Во второй половине ХIХ в. Швейцария оказалась первой из европейских стран, в которой женщины обучались в высших учебных заведениях наравне с мужчинами. А. Е. Иванов, ведущий исследователь социального положения и эмиграционных ориентаций студентов того периода, отмечает, что с 60-х гг.
политехникум и университет в Цюрихе стали центрами притяжения российской молодежи, разными обстоятельствами отбитой от высшего образования на родине. В ту пору это были в основном женщины. Первая из них, Н. Суслова, поступила в Цюрихский университет в 1863 г.(в 1868 г. удостоена там же докторского диплома); в 1871 г. здесь обучалось уже 17 российских женщин; в 1872г. — 104 при общей численности “русских” 182 чел. (всего в университете состояло 462 чел.) К 1873 г. в университете и политехникуме Цюриха сконцентрировалось 300 чел. студентов из России, в том числе 103 женщины [11, c. 369].
И в последующие годы численность женщин среди российских студентов оставалась довольно весомой и варьировала в зависимости от дисциплинарной ориентации факультета. Об этом свидетельствуют, в частности, статистические данные, приведенные Ивановым [11, с. 371], относительно двух швейцарских университетов (см. табл. 1).
Таблица 1.
Распределение российских студентов и студенток по факультетам университетов Берна и Цюриха в 1906/1907 учебном году (Вестник воспитания. М., 1907. Декабрь. С.70).
Университет Факультеты Медицинский Физико-
математическийЮридический Историко-
филологическийВсего "русских" В т.ч. женщин Всего "русских" В т.ч. женщин Всего "русских" В т.ч. женщин Всего "русских" В т.ч. женщин Бернский 376 329 (87,5%) 224 71 (31,7%) 14 2 (14,2%) – – Цюрихский 225 137 (61%) 125 30
(24%)49 9 (18,4%) 28 13 (46,4%) Итого 601 466 (77,5%) 349 101 (29%) 63 11 (17,5%) 28 13 (46,4%) Согласно этим данным, из всего контингента студентов-россиян удельный вес россиянок варьировал в широком диапазоне: от 14,2% на юридическом до 87,5% на медицинском факультетах Бернского университета.
Условия приема российских студенток в высшие учебные заведения Швейцарии, в сравнении с другими странами, были наиболее либеральными. “От российских абитуриенток требовались аттестат зрелости и свидетельство о сдаче экзаменов по латинскому языку по программе полного курса мужской классической гимназии (8 классов)” [11, с. 375].
Не только в Швейцарии, но и во Франции уступки в пользу женского высшего образования были сделаны раньше, чем в России.

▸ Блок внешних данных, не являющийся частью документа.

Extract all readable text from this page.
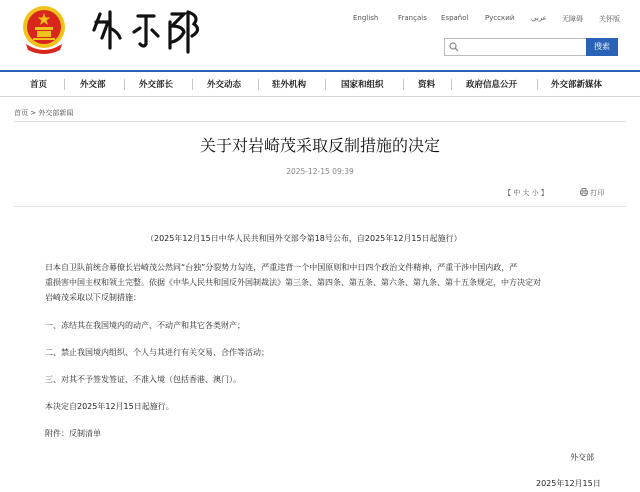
English	Français Español Русский عربي 无障碍 关怀版
搜索
首页	外交部	外交部长	外交动态	驻外机构	国家和组织	资料	政府信息公开	外交部新媒体
首页 > 外交部新闻
关于对岩崎茂采取反制措施的决定
2025-12-15 09:39
【 中 大 小 】	打印
（2025年12月15日中华人民共和国外交部令第18号公布，自2025年12月15日起施行）
日本自卫队前统合幕僚长岩崎茂公然同“台独”分裂势力勾连，严重违背一个中国原则和中日四个政治文件精神，严重干涉中国内政，严
重损害中国主权和领土完整。依据《中华人民共和国反外国制裁法》第三条、第四条、第五条、第六条、第九条、第十五条规定，中方决定对
岩崎茂采取以下反制措施：
一、冻结其在我国境内的动产、不动产和其它各类财产；
二、禁止我国境内组织、个人与其进行有关交易、合作等活动；
三、对其不予签发签证、不准入境（包括香港、澳门）。
本决定自2025年12月15日起施行。
附件：反制清单
外交部
2025年12月15日
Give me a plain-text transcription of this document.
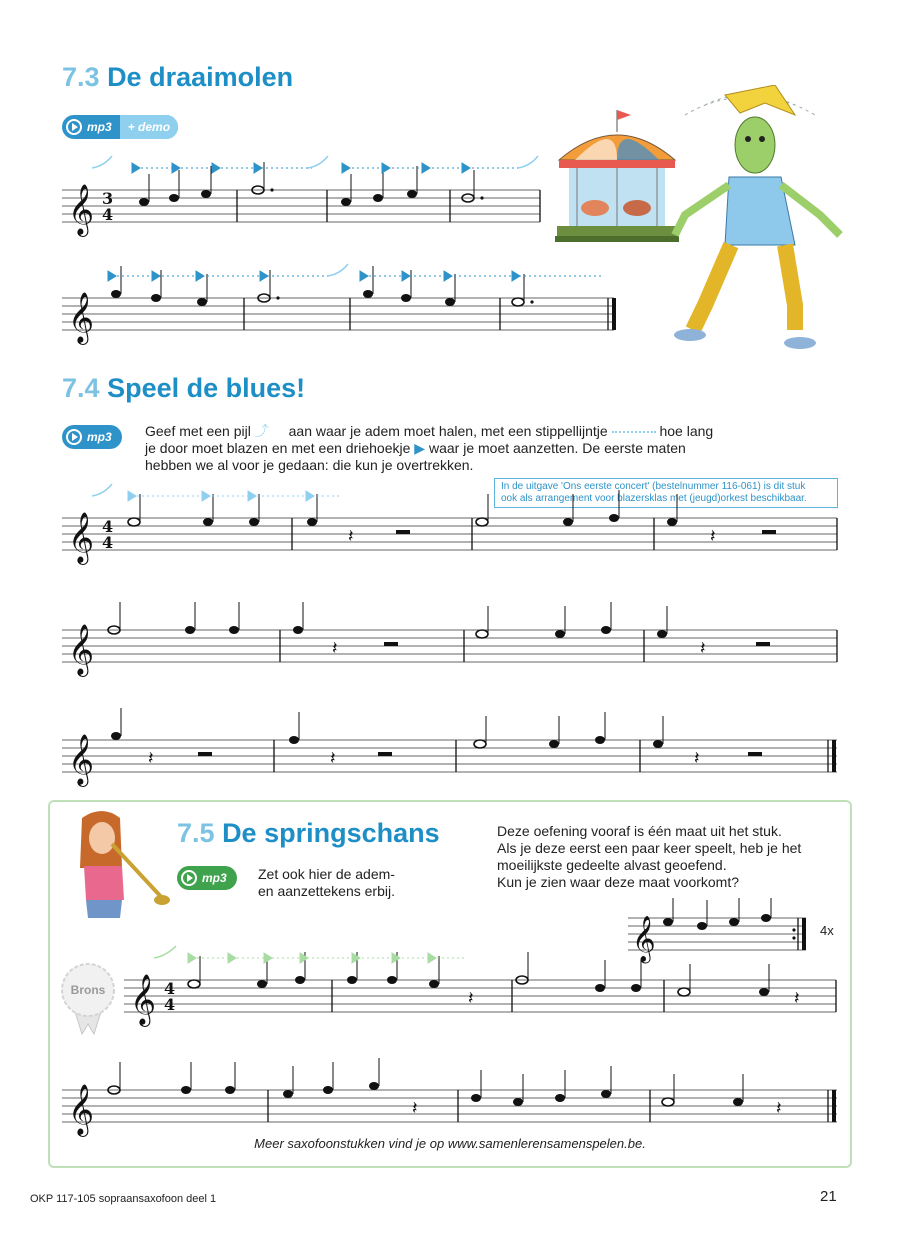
7.3 De draaimolen
mp3	+ demo
𝄞 3
4
𝄞
7.4 Speel de blues!
mp3 Geef met een pijl ⤴ aan waar je adem moet halen, met een stippellijntje	hoe lang
je door moet blazen en met een driehoekje ▶ waar je moet aanzetten. De eerste maten
hebben we al voor je gedaan: die kun je overtrekken.
In de uitgave 'Ons eerste concert' (bestelnummer 116-061) is dit stuk
ook als arrangement voor blazersklas met (jeugd)orkest beschikbaar.
𝄞 4
4	𝄽	𝄽
𝄞	𝄽	𝄽
𝄞	𝄽	𝄽	𝄽
7.5 De springschans
mp3 Zet ook hier de adem-
en aanzettekens erbij.
Deze oefening vooraf is één maat uit het stuk.
Als je deze eerst een paar keer speelt, heb je het
moeilijkste gedeelte alvast geoefend.
Kun je zien waar deze maat voorkomt?
𝄞	4x
Brons 𝄞 4
4	𝄽	𝄽
𝄞	𝄽	𝄽
Meer saxofoonstukken vind je op www.samenlerensamenspelen.be.
OKP 117-105 sopraansaxofoon deel 1	21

В начале 1870-х гг. во французских университетах появились студентки-медички, в 1880-е гг. женщины обучались уже на всех факультетах.
Как и любому иностранноподданному, абитуриенту из России поступить во французский университет можно было только имея французский же аттестат зрелости, дающий звание “бакалавр”. Получали таковой, сдав платные экзамены на словесном или естественном факультетах одного из университетов Франции.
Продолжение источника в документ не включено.